Central to every cluster algorithm is a metric for measuring distance (or similarity) between objects. Euclidean distance

$$\varvec{d}\left( {\varvec{x}_{1} ,\varvec{x}_{2} } \right) = \sqrt {\left\| {\varvec{x}_{1} } \right\|^{2} + \left\| { \varvec{x}_{2} } \right\|^{2} - 2\varvec{x}_{1}^{{\prime }} \varvec{x}_{2} }$$

is the default distance measure for most clustering algorithm, including the Self-organizing map and k-means. One limitation of the Euclidean distance is that it does not discriminate features which are present in one vector but absent in another vector [3], making it incapable of recognizing similarity of familial aggregation in epidemiological sense. For example, we have 3 families (a, b and c) and each family is represented by a 4-dimensional familial aggregation vectors featuring 4 cancers:

$$\begin{aligned} a & = \left( {0, 0.1, 0.1, 0} \right) \\ b & = \left( {0.1, 0, 0, 0.1} \right) \\ c & = \left( {0.1, 0.2, 0.2, 0.1} \right) \\ \end{aligned}$$

There is no common aggregating cancer between family a and family b, but there are two common aggregating cancers between family a and family c. In terms of familial aggregation, families sharing no common aggregating cancers should not be considered similar.
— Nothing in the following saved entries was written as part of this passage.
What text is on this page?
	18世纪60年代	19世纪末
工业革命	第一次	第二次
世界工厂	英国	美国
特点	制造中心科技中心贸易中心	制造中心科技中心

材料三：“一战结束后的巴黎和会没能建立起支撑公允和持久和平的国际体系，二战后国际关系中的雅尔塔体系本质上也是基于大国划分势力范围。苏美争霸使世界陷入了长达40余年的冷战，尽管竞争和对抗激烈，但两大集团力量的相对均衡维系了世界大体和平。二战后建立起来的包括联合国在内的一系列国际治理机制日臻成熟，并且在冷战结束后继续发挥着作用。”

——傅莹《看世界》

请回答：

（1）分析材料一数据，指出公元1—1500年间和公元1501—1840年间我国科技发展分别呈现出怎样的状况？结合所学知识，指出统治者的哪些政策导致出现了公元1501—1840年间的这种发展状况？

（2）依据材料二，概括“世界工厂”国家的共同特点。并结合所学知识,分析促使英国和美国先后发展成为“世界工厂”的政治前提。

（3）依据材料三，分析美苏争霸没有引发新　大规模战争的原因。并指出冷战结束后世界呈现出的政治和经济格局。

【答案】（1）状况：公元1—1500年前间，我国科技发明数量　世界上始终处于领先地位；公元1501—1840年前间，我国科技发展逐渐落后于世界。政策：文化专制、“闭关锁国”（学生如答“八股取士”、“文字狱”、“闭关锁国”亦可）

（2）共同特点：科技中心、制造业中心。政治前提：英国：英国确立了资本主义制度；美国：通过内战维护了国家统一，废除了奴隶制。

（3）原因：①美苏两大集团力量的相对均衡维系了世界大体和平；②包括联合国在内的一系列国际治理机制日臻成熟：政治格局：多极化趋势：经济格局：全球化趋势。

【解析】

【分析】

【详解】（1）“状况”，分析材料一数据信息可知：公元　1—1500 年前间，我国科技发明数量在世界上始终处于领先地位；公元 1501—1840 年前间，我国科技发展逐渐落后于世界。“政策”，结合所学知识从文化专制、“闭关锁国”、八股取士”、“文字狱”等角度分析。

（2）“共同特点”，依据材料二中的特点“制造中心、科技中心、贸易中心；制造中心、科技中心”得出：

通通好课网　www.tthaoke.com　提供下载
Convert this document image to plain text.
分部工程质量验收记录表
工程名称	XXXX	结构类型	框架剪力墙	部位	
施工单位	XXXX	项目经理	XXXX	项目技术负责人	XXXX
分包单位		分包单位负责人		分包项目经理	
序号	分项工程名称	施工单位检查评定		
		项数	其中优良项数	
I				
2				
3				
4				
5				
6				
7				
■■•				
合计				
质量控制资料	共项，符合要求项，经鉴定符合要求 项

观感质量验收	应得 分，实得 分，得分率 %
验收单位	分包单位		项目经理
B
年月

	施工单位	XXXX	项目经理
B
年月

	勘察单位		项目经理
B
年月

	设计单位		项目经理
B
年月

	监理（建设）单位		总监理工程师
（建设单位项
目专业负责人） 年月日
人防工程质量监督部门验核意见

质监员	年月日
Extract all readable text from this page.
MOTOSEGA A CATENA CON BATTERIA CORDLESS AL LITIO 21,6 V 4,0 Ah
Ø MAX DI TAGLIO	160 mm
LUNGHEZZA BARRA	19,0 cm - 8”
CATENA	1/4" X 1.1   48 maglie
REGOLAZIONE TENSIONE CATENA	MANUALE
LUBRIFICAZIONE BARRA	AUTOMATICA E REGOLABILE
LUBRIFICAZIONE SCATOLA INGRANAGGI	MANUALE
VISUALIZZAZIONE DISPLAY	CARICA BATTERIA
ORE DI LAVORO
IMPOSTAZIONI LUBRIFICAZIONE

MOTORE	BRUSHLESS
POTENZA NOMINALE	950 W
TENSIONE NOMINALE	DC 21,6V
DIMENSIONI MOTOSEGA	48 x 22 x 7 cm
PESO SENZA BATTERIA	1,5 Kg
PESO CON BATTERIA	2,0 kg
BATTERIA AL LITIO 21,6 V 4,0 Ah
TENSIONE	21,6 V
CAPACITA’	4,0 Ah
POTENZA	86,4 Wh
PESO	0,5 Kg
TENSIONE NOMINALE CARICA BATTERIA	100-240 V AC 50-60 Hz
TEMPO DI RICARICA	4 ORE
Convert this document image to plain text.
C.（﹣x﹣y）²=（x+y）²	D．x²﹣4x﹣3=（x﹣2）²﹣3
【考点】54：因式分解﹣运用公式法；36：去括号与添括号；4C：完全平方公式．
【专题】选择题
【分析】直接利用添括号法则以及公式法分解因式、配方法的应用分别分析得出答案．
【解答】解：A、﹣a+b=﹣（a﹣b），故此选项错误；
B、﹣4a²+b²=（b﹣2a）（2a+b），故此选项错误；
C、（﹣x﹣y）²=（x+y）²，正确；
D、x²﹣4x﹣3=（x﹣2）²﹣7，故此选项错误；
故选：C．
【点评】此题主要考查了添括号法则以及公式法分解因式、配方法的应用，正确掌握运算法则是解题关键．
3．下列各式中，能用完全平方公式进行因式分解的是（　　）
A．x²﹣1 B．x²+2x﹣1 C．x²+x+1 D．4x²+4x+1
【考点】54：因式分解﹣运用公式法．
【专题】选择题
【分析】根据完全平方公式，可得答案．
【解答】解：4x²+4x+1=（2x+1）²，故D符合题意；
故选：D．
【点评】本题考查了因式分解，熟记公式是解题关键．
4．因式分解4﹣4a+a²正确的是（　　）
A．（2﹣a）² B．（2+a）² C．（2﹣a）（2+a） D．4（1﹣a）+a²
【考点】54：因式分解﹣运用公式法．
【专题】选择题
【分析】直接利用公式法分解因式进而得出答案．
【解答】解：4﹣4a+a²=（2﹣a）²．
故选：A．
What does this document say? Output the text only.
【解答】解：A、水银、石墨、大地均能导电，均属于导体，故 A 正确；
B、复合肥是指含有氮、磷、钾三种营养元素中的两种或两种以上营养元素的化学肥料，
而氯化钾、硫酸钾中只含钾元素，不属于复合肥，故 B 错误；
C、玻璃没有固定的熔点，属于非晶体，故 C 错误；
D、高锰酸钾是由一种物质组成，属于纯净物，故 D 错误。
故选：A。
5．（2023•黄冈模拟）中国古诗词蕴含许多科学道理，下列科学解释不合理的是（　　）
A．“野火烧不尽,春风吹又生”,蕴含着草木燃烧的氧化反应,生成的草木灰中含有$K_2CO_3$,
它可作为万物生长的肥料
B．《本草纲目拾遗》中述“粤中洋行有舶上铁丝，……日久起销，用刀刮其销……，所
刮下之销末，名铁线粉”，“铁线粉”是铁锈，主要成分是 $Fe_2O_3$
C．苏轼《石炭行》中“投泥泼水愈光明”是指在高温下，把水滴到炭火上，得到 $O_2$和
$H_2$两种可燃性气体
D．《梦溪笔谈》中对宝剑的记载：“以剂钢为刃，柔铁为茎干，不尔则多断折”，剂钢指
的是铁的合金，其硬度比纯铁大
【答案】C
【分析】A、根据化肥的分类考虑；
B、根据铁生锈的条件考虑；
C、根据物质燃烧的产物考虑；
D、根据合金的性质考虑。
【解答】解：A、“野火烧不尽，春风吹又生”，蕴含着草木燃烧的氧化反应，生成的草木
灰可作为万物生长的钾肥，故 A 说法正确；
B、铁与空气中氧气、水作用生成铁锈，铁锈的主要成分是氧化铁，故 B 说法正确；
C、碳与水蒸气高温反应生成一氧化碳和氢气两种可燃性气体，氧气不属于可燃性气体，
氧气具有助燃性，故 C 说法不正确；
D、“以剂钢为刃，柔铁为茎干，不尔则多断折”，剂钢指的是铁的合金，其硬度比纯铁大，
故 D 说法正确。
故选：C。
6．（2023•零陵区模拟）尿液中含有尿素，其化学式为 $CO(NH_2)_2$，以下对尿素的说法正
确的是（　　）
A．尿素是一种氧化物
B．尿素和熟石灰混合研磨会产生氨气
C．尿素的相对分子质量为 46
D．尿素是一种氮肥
Therefore, family a should be more similar to family c than family b, but Euclidean distance delivers count-intuitive result, d(a,b) = 0.2 and d(a,c) = 0.2, indicating that family a is equally similar to family b and family c.

To overcome limitations of the Euclidean distance, we adopted the extended Jaccard distance [3] as an alternative.

$$\varvec{d}\left( {\varvec{x}_{1} ,\varvec{x}_{2} } \right) = 1 - \frac{{\varvec{x}_{1}^{{\prime }} \varvec{x}_{2} }}{{\left\| {\varvec{x}_{1} } \right\|^{2} + \left\| { \varvec{x}_{2} } \right\|^{2} - \varvec{x}_{1}^{{\prime }} \varvec{x}_{2} }}$$

It is bounded between 0 and 1 with 0 representing perfect match and 1 representing there is no similarity at all. The extended Jaccard distance overcomes limitation of the Euclidean distance by comparing features shared by both vectors against features present in just either one of the two vectors. As such, it will measure similarity of familial aggregation in a more epidemiological sensible manner, by comparing weights of aggregation cancers shared by two families against weights of cancers aggregating in just either one of two families, indicating that, d(a,b) = 1 and d(a,c) = 0.5, suggesting that family a is more similar to family c than family b.